By shoving documents and facts that otherwise ought to be made public into sealed envelopes, the Court is signalling that it prefers the work ethic of the executive, believing truly that such secrecy is essential to deliver justice.

He also questions the manner in which the court is prioritising the cases.

Inaction also sends out powerful signals, as we can see in this case. This inaction also spoke louder than words when the Court found it had no time to deal with the many civil rights-related cases that were lying before it. In the case of the CAA, too, the Chief Justice of India first says petitions will be heard only after people stop violence, as though good behaviour were a condition precedent for seeking protection of rights.

Scores of petitions were filed in the month of December 2019. The whole country was polarised, and there was even violence perpetrated against peaceful protesters by state authorities themselves. In this scenario, the Supreme Court proceeds to push the matter by four weeks, instead of commencing hearings immediately. This is deeply disappointing, to say the least.

He also expressed his dissatisfaction at the way Supreme court has conducted NRC exercise and especially the role of former CJI Ranjan Gogoi.

The Supreme Court decided to ask the persons claiming citizenship of India to prove their status, shifting the burden of proof away from requiring the state to show that the person was a foreigner. As it turns out, this migration theory has been proven to be completely incorrect. Out of the 1.9 million identified as foreigners, a majority are Hindus.

These people are mostly poor and illiterate who are being made to prove that they are Indian citizens, based on documents such as of birth, schooling, and land-ownership. These documents are not easy to find or put together. Even if they are put together, they are rejected for issues with the English-language spelling of Bengali names, or in ages and dates of birth. And the person is declared a foreigner.

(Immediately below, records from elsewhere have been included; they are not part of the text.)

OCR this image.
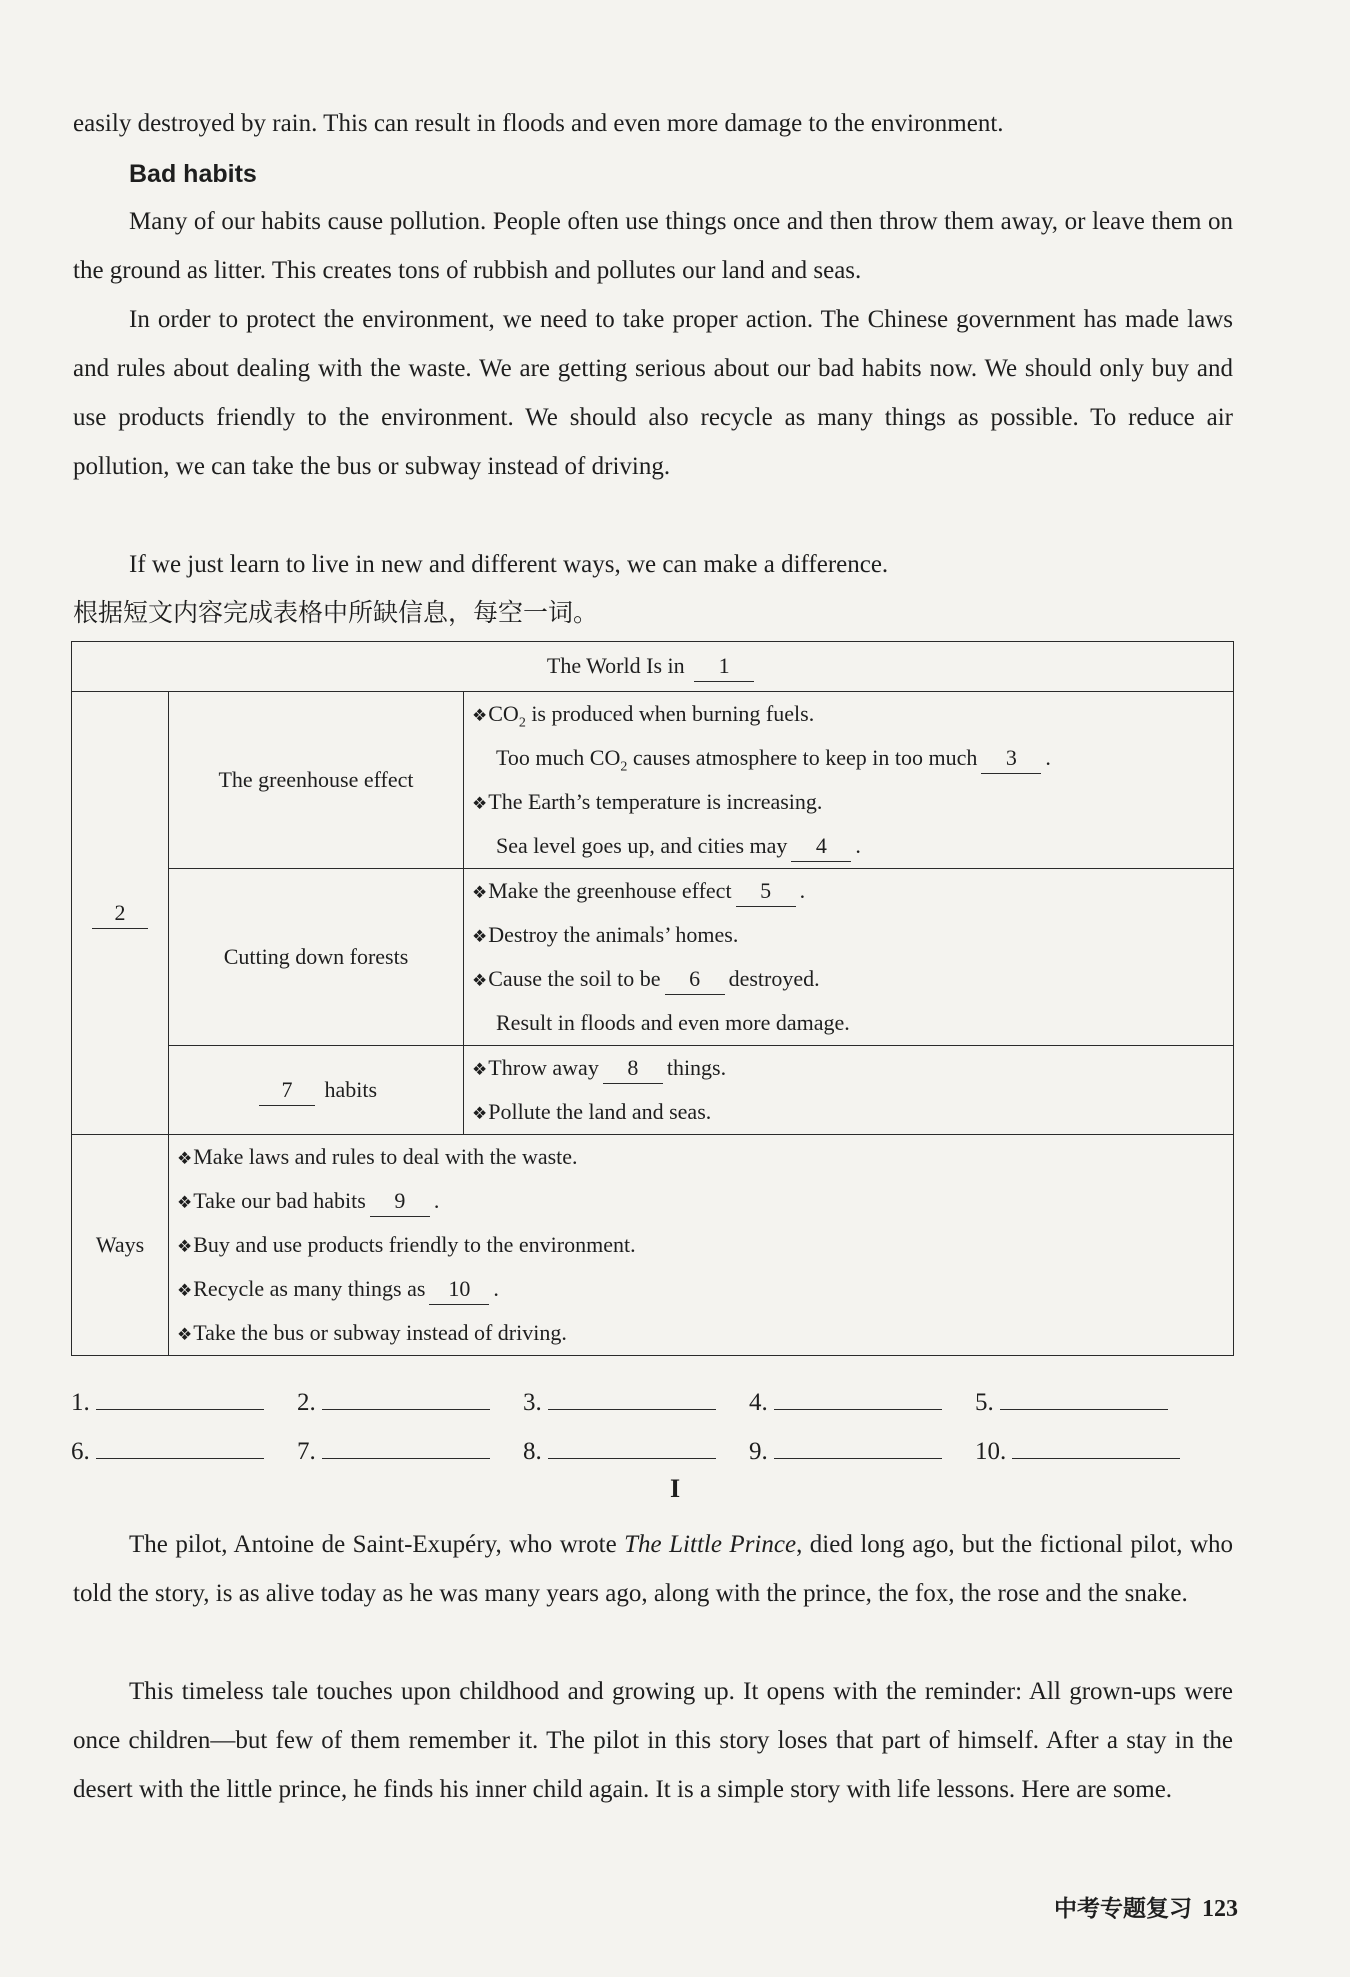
easily destroyed by rain. This can result in floods and even more damage to the environment.

Bad habits

Many of our habits cause pollution. People often use things once and then throw them away, or leave them on the ground as litter. This creates tons of rubbish and pollutes our land and seas.

In order to protect the environment, we need to take proper action. The Chinese government has made laws and rules about dealing with the waste. We are getting serious about our bad habits now. We should only buy and use products friendly to the environment. We should also recycle as many things as possible. To reduce air pollution, we can take the bus or subway instead of driving.

If we just learn to live in new and different ways, we can make a difference.

根据短文内容完成表格中所缺信息，每空一词。

The World Is in 1		
2	The greenhouse effect	❖ $CO_2$ is produced when burning fuels.
Too much $CO_2$ causes atmosphere to keep in too much 3 .
❖ The Earth’s temperature is increasing.
Sea level goes up, and cities may 4 .

	Cutting down forests	❖ Make the greenhouse effect 5 .
❖ Destroy the animals’ homes.
❖ Cause the soil to be 6 destroyed.
Result in floods and even more damage.

	7 habits	❖ Throw away 8 things.
❖ Pollute the land and seas.

Ways	❖ Make laws and rules to deal with the waste.
❖ Take our bad habits 9 .
❖ Buy and use products friendly to the environment.
❖ Recycle as many things as 10 .
❖ Take the bus or subway instead of driving.	
1.	2.	3.	4.	5.
6.	7.	8.	9.	10.

I

The pilot, Antoine de Saint-Exupéry, who wrote The Little Prince, died long ago, but the fictional pilot, who told the story, is as alive today as he was many years ago, along with the prince, the fox, the rose and the snake.

This timeless tale touches upon childhood and growing up. It opens with the reminder: All grown-ups were once children—but few of them remember it. The pilot in this story loses that part of himself. After a stay in the desert with the little prince, he finds his inner child again. It is a simple story with life lessons. Here are some.

中考专题复习 123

The way the foreigner tribunal function is amazing – some official records were placed before us. These foreigner tribunals are manned by people who are appointed on yearly basis and the criteria for continuation of a foreigner tribunal member is in how many cases has he declared the person to be a foreigner. If the number is less, he will be discontinued.

Even in a hearing in the Supreme Court, former Chief Justice Gogoi asked the authorities how many people are there in a particular detention centre. They said 900. Chief Justice got furious – he said why just 900, they should be thousands in the detention centre. This, coming from the Supreme Court of India, a rights court, do you still believe that it is a rights court?

He strongly objected to the court´s judgement on the Ayodha ram temple. He said- This whole judgement is questionable. Despite acknowledging the illegality committed by the Hindus, first in 1949, by clandestinely keeping Ram Lalla idols in the mosque, and second, by wantonly demolishing the mosque in 1992, the court effectively rewarded the wrongdoer.